While dry conditions in Central Queensland (CQ) and the Darling Downs are limiting potential for the state’s new-crop wheat, consumers in southern Queensland look assured of a ready supply of wheat and barley from NSW, where the season is off to a flying start.

Frost has caused some damage to sorghum in pockets of the Downs, and some crops are being cut for silage to supply local feedlots because their expected grain yield at 2.5t per hectare or less is around half the long-term average.

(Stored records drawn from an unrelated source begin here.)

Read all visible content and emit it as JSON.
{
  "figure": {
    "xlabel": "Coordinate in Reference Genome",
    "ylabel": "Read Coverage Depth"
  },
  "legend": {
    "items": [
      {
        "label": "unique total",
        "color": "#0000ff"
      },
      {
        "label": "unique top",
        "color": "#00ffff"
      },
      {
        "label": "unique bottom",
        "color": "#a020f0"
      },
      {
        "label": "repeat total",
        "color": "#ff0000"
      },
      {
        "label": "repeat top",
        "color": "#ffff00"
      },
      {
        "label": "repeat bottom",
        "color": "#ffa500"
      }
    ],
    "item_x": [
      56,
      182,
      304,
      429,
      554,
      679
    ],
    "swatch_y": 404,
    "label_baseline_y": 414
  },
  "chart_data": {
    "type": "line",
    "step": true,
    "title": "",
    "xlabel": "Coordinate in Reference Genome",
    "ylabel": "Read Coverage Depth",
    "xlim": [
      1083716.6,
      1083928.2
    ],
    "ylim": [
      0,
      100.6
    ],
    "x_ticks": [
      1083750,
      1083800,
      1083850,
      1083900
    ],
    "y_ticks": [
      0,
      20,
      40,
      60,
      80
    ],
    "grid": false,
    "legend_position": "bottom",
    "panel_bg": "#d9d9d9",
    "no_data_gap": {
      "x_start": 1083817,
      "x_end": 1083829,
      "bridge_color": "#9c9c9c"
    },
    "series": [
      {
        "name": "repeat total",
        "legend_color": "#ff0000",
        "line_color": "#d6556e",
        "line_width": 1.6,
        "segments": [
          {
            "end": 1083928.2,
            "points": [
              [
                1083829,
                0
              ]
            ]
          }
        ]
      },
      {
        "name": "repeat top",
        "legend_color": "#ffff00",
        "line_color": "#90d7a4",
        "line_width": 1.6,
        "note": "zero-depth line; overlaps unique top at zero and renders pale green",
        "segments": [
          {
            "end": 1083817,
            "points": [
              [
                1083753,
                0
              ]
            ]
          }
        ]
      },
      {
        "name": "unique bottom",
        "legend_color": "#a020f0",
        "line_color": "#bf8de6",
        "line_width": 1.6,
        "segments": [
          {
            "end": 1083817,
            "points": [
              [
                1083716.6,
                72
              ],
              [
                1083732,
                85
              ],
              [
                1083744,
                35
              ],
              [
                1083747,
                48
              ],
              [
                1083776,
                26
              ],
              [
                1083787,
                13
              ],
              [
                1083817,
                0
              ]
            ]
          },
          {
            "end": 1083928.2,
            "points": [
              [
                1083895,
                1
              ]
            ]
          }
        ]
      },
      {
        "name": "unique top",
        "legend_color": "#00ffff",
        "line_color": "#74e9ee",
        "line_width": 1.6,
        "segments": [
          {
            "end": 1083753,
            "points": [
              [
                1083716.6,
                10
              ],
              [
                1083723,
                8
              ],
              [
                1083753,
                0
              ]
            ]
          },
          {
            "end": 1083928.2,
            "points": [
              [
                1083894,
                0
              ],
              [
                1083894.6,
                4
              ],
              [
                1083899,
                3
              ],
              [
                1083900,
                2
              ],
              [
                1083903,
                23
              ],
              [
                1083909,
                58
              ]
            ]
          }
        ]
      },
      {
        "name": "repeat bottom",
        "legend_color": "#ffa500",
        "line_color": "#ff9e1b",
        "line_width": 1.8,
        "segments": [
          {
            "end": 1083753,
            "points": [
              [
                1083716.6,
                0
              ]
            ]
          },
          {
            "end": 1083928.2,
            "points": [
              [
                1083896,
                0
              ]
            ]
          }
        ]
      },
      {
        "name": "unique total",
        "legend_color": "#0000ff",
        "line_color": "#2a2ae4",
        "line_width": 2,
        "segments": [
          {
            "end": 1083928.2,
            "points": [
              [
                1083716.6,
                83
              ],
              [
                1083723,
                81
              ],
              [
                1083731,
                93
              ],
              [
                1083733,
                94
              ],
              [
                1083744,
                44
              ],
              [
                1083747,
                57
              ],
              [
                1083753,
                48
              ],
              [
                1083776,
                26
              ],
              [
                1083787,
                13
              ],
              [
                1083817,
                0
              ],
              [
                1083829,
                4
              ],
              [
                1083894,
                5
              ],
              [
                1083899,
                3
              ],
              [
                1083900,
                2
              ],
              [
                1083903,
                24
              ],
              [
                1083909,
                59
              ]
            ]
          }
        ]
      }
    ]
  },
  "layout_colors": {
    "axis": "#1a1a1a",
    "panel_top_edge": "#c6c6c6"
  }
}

Prevailing dry conditions are seeing hopes fade for a sizeable CQ sorghum crop as it moves into its last weeks prior to desiccation and harvest.

ASX rolls with market

Stalled demand and good rain prospect cut prices of any grain market perceived too dear to clear. In ASX grain futures wheat was particularly affected.

While current crop barley was 1pc firmer this week, the current crop wheat futures price ended the week 6pc lower. The July wheat contract yesterday settled at $370/t, down $22.50/t from the $392.50/t settlement a week earlier. The July barley contract settled yesterday at $298/t, up $2/t from a week ago.

The 2021 and 2022 wheat contracts saw less severe movements. January 2021 east coast (WM) wheat yesterday closed $315/t, unchanged from a week earlier, and January 2022 yesterday settled at $318/t, up $3/t compared with a week earlier.

The barley January 2021 contract yesterday settled at $253/t. A week earlier it was $259.80/t.

Cotton pick underway soon

Cottonseed trading activity remains minimal as ginning in New South Wales is likely to get underway in earnest in the last half of May, four weeks later than normal.

“Values are nominally unchanged, quoted gin period around $580/t and $590/t ex Namoi and Gwydir Valley sites, and delivered Darling Downs $620/t last half May to July,” Woodside Commodities manager Hamish Steele-Park said.

The new crop 2021 situation continues to reflect a hefty inverse, ex gin Gwydir Valley quoting $330/t gin spread.

“NSW dams are still only 15-18pc of their water storage capacity, so there’s a long way to go for a decent cotton crop to be planted in NSW this spring.”